Once decided, prepare well and observe a few basic tips:

  • Ensure utmost cleanliness, paying particular attention to the hose connection areas
  • Dirt can be removed using TRW brake cleaner and a lint-free cloth
  • Before removing the steering gear move the steering wheel to the centre position and secure it
  • Flush the system before connecting any of the lines to the rack. Fill the storage tank with new fluid and allow run through into a drip pan. NEVER re-use old hydraulic fluid
  • ALWAYS adhere to the VM’s instructions
  • BLEED the system. Fill storage tank to the “MAX” mark. Start engine. The fluid level may drop quickly. After a few minutes, raise the front of the vehicle and slowly turn the wheels from left to right 10-15 times. Always ensure tank has sufficient fluid. If fluid is light brown or red or appears foamy or cloudy, there is still air in the system
  • In this case, turn the engine off and wait for 15 minutes. Then repeat the bleeding process
  • Once bleeding is complete check the fluid level and top up to the “MAX” mark. Now road test and check the entire system for leaks. If necessary top up the fluid level again

IMPORTANT NOTE: Repairs to motor vehicles should only be carried out by appropriately qualified motor mechanics. Please note that specific makes and models of motor vehicles differ, and that the advice given in this website may not be appropriate in all cases. TRW KFZ Ausrüstung GmbH will not accept any responsibility or liability for loss or damage howsoever caused as a result of reliance upon the advice given in this website, save to the extent that such liability may not, by law, be excluded.

faulty steering pump

Question: I have a 2004 Seat Ibiza, which has an intermittent problem with its power steering. The battery is also failing to hold a full charge. As it is electrically driven, could the power steering pump be faulty and causing the battery issue?

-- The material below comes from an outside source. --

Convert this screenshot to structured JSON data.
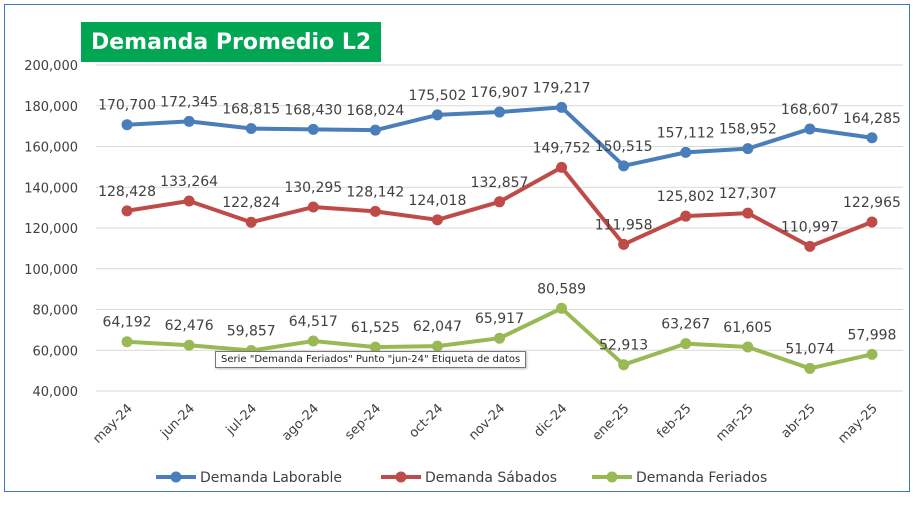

I doubt it. Many small cars are use an electrically driven system to reduce the amount of engine power needed for steering assistance, resulting in greater fuel economy and lower emissions. But typically, the alternator, not the battery, powers these pumps so they don’t work without the engine running, in much the same way as a conventional belt driven pump.

The battery – check the charging circuit and alternator. If old or faulty, the alternator might not fully charge the battery, and thus won’t provide enough current for the steering pump.

If the alternator is not the issue, check all wiring from the pump to the vehicle wiring harness. Make sure connections are sound and corrosion free. If the electrics are fine, then the fault probably lies within the pump itself. Changed as a complete set, an ever-expanding range is available from TRW.

The majority of our replacement pumps are simply plug and go and do not need re-programming to the vehicle. You may have heard that only main dealers can change electric power steering pumps, as they have to be re-programmed to the car using the VM’s diagnostic kit. But this only applies to certain VM’s, for example, Peugeot.

However, when an electric power steering pump is changed any diagnostic fault codes in the vehicle system must be cleared before the pump will function correctly.

Remember, when changing any part of the steering system - whether it is the pump or the rack – to avoid contamination, cleanliness is the key word. You must also replace the hydraulic fluid, using for example TRW’s PFS801, and completely bleed the system in accordance with the vehicle manufacturers’ instructions.